The woman apologized and explained, "We didn't have this 'green thing' back in my earlier days."
The young clerk responded, "That's our problem today. Your generation did not care enough to save our environment for future generations."
She was right -- our generation didn't have the 'green thing' in its day.
Back then, we returned milk bottles, soda bottles and beer bottles to the store. The store sent them back to the plant to be washed and sterilized and refilled, so it could use the same bottles over and over. So they really were recycled.
But we didn't have the "green thing" back in our day.
Grocery stores bagged our groceries in brown paper bags, that we reused for numerous things, most memorable besides household garbage bags, was the use of brown paper bags as book covers for our schoolbooks. This was to ensure that public property, (the books provided for our use by the school) was not defaced by our scribblings. Then we were able to personalize our books on the brown paper bags.
But too bad we didn't do the "green thing" back then.
We walked up stairs, because we didn't have an escalator in every store and office building. We walked to the grocery store and didn't climb into a 300-horsepower machine every time we had to go two blocks.
But she was right. We didn't have the "green thing" in our day.
Back then, we washed the baby's diapers because we didn't have the throwaway kind. We dried clothes on a line, not in an energy-gobbling machine burning up 220 volts -- wind and solar power really did dry our clothes back in our early days. Kids got hand-me-down clothes from their brothers or sisters, not always brand-new clothing.
But that young lady is right; we didn't have the "green thing" back in our day.
Back then, we had one TV, or radio, in the house -- not a TV in every room. And the TV had a small screen the size of a handkerchief (remember them?), not a screen the size of the state of Montana . In the kitchen, we blended and stirred by hand because we didn't have electric machines to do everything for us. When we packaged a fragile item to send in the mail, we used wadded up old newspapers to cushion it, not Styrofoam or plastic bubble wrap. Back then, we didn't fire up an engine and burn gasoline just to cut the lawn. We used a push mower that ran on human power. We exercised by working so we didn't need to go to a health club to run on treadmills that operate on electricity.
But she's right; we didn't have the "green thing" back then.
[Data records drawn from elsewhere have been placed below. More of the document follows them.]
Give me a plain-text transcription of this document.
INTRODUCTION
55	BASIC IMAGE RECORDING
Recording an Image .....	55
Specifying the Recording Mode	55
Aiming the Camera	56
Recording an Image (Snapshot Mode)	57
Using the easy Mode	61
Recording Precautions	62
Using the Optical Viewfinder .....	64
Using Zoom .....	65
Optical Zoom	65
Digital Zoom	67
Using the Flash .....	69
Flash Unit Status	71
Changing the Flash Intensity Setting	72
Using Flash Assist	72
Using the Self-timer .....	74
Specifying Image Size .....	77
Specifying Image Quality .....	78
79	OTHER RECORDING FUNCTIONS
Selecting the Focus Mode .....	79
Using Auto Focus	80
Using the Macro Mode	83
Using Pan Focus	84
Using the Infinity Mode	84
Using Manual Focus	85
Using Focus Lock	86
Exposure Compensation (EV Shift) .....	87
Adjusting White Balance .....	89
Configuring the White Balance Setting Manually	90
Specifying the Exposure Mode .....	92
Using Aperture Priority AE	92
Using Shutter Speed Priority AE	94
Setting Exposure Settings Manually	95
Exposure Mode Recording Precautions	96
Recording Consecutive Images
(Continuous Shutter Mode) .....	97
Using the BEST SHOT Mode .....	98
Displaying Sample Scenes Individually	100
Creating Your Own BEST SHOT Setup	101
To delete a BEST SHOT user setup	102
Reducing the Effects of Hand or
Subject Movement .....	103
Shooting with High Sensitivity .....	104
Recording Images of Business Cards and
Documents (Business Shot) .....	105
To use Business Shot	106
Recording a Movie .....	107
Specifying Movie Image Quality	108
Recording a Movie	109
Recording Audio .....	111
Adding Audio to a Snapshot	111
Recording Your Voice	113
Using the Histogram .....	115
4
We drank from a fountain when we were thirsty instead of using a cup or a plastic bottle every time we had a drink of water. We refilled writing pens with ink instead of buying a new pen, and we replaced the razor blades in a razor instead of throwing away the whole razor just because the blade got dull.
But we didn't have the "green thing" back then.
Back then, people took the streetcar or a bus and kids rode their bikes to school or walked instead of turning their moms into a 24-hour taxi service in the family's $45,000 SUV or van, which cost what a whole house did before the "green thing." We had one electrical outlet in a room, not an entire bank of sockets to power a dozen appliances. And we didn't need a computerized gadget to receive a signal beamed from satellites 23,000 miles out in space in order to find the nearest burger joint.
But isn't it sad the current generation laments how wasteful we old folks were just because we didn't have the "green thing" back then?
Please forward this on to another selfish old person who needs a lesson in conservation from a smart mouthed young person...
We don't like being old in the first place, so it doesn't take much to piss us off...especially from a tattooed, multiple pierced smart mouth who can't make change without the cash register telling them how much.